The apparent repair for this is able to be to simply add t.co
to my DNS permit checklist so these requests can undergo. Nevertheless, the truth that you can not see the URL till you’ve already navigated by to it irks me rather a lot, I’d moderately confirm the hyperlink I’m navigating to is one thing I need to go to.
There are browser extensions that remedy this drawback by modifying the DOM to uncloak the hyperlinks (e.g. twitter-link-deobfuscator) which works fairly effectively, however this answer is proscribed to the browser and doesn’t work on the Twitter app on Android. Different choices are to repeat the t.co
hyperlink right into a link uncloaking website, however that is fiddly and annoying, or set up an app on your phone
So I used to be in search of a extra common answer that works throughout units, what if there was a means of “intercepting” whenever you click on on t.co
hyperlinks, unwrapping the place it will definitely results in and presenting the person an interstitial web page detailing this, with an choice to proceed ahead.
Enter the unwrapper, a small service I wrote this weekend that does precisely this, but it surely abuses numerous safeguards we’ve got in place for the online so comes at a excessive worth.
The Unwrapper
The service is only a go server that, when receiving a request for t.co
, makes a HEAD request to the shortened hyperlink and extracts the Location
header earlier than the redirect is adopted. If that is discovered, the worth within the header is returned and rendered on a easy interstitial web page.
However how do you intercept the calls to t.co
? The magic is available in through the use of (abusing?) the DNS rewriting function on Adguard house to intercept DNS requests for t.co
and return the IP of my reverse proxy, after which including a proxy rule to ahead all requests for the host t.co
to the go service.
Surprisingly this labored fairly effectively, though with an enormous caveat – that is your run of the mill Man within the Center (MitM) assault. Browsers will, fairly rightfully, complain that the certificates being offered from my reverse proxy isn’t legitimate for t.co
so the person mustn’t proceed, or proceed with excessive warning.
To mitigate this I did one thing dangerous.
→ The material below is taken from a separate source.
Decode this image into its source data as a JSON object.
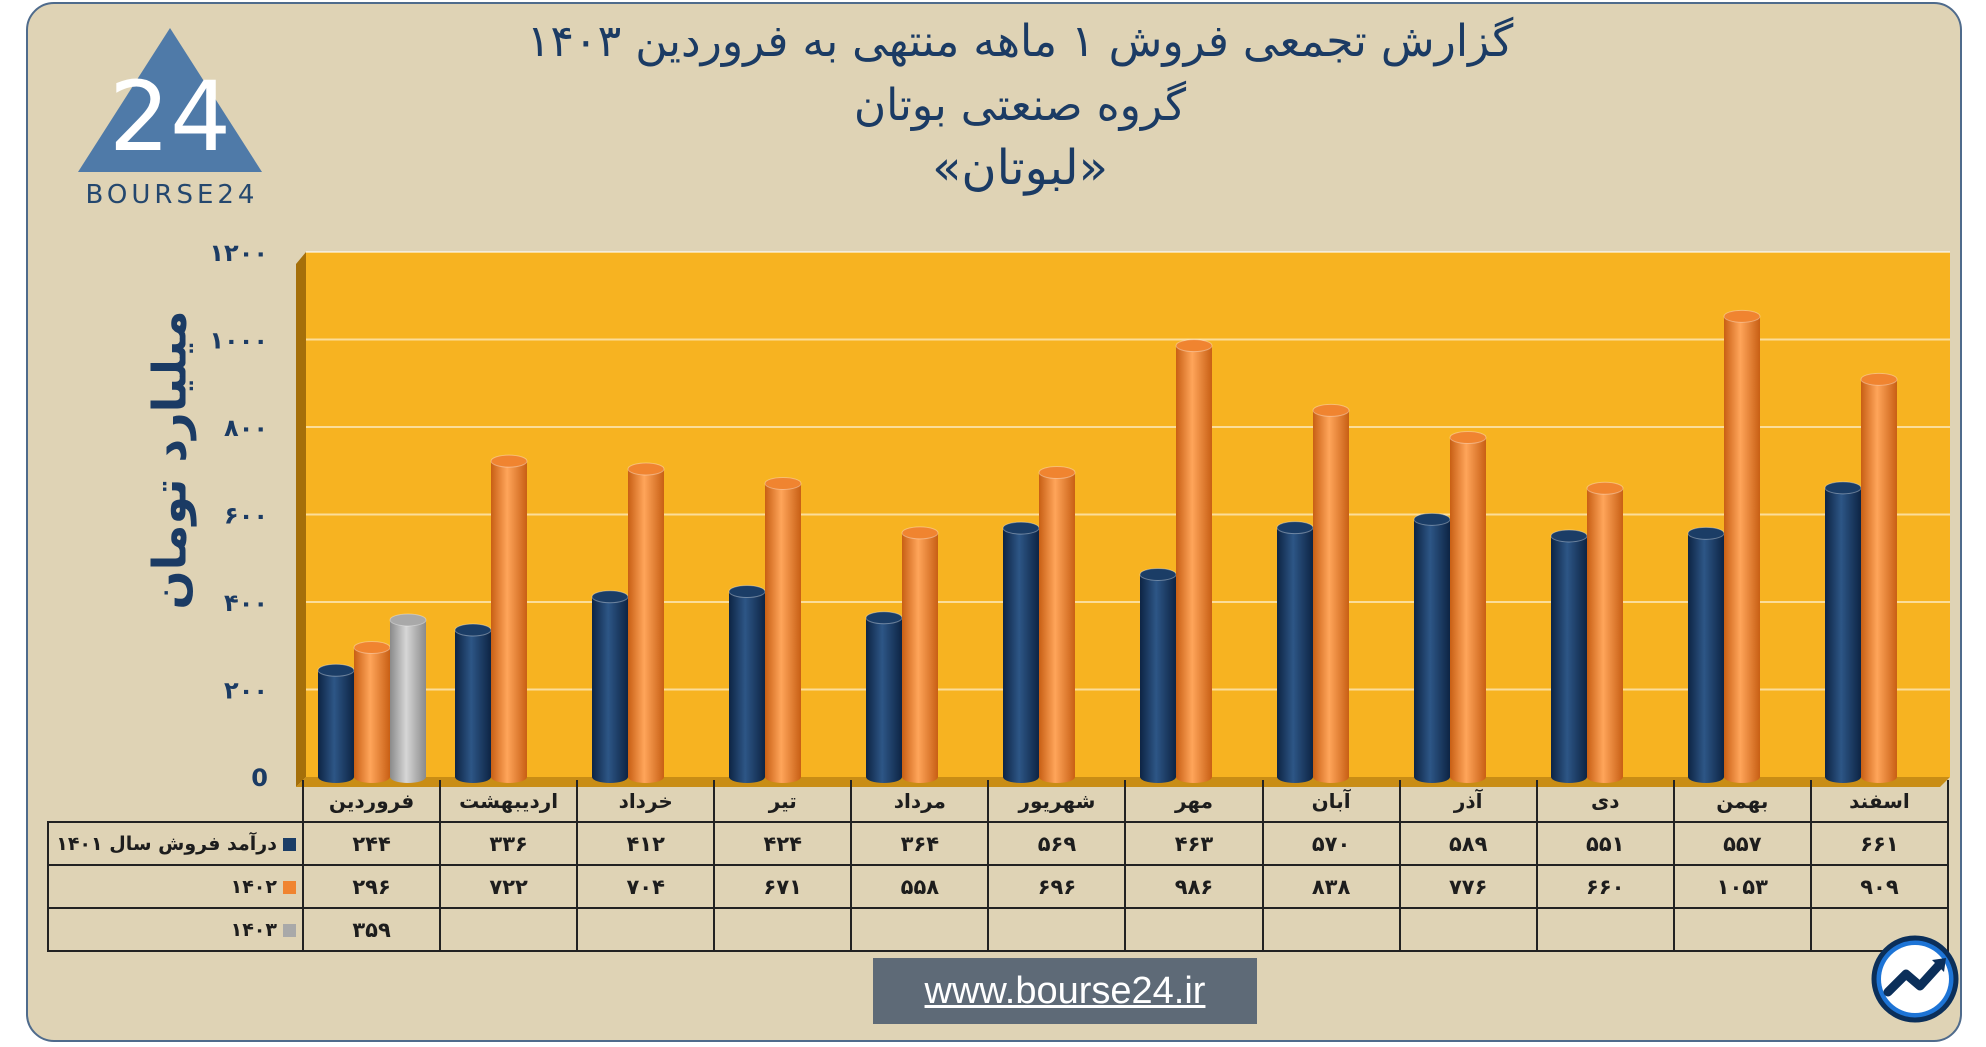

Effectively, I’m already doing one thing dangerous, I run my very own self-signed Certificates Authority (CA) and my reverse proxy makes use of certs signed by this CA. This root CA is trusted on my units so I can entry numerous inside providers that run on my community once I’m related to it, or by way of VPN once I’m distant.
With the badness in place, I figured why not add to it by including t.co
to the Topic Different Title
on the cert for my reverse proxy? Now the browser has no drawback and doesn’t complain anymore.
That is clearly a horrible answer and never really useful, but it surely works, and works on all my issues, together with the Twitter app on my cellphone. It’s dangerous although, I’m in all probability wanting previous numerous different safety points that I’ve simply opened myself as much as.
Throughout my testing, one other fascinating subject rapidly arose, numerous the hyperlinks cloaked below t.co
are usually hyperlinks to different hyperlink shortening providers like bit.ly, buff.ly, trib.al (because it seems….the checklist is countless) which means the obfuscated hyperlink subject nonetheless stays.
Going deeper
So to get round this I prolonged the service to work with a number of “identified” URL shortening providers and “comply with” the path till you attain the tip. Most of them work the identical means, a easy redirect and Location
header, so following the path is basically simply discovering the place the chain stops, and throw an error if a cycle is detected.
It’s really fairly humorous to see what number of hops a few of these hyperlinks can take you on, the deepest I’ve ever seen is a hyperlink from NYTimes taking you on a 9 hop voyage round numerous hyperlink shortening providers. I’m guessing individuals are pasting quick URLs to different quick URLs into social media distribution platforms which simply provides to the chain.
Bonus function
With the “actual” hyperlink URL now avaialble it’s usually polluted with numerous question parameters used for monitoring or affiliate descriptors, so the service additionally strips these out and presents a “cleaned” model of the hyperlink alongside the unique which I can then select to click on on or copy to ship to others.
Classes discovered
I’m undecided whether or not I’m going to run this technique full time as the plain safety safeguards put in place have simply been overridden with hacky self signed certificates, DNS rewriting and different dangerous issues, but it surely’s been a helpful train in exploring what’s attainable, even whether it is completely terrible. In all probability ought to simply unblock t.co
on my adblocker and put the cowboy hacks apart in the interim ????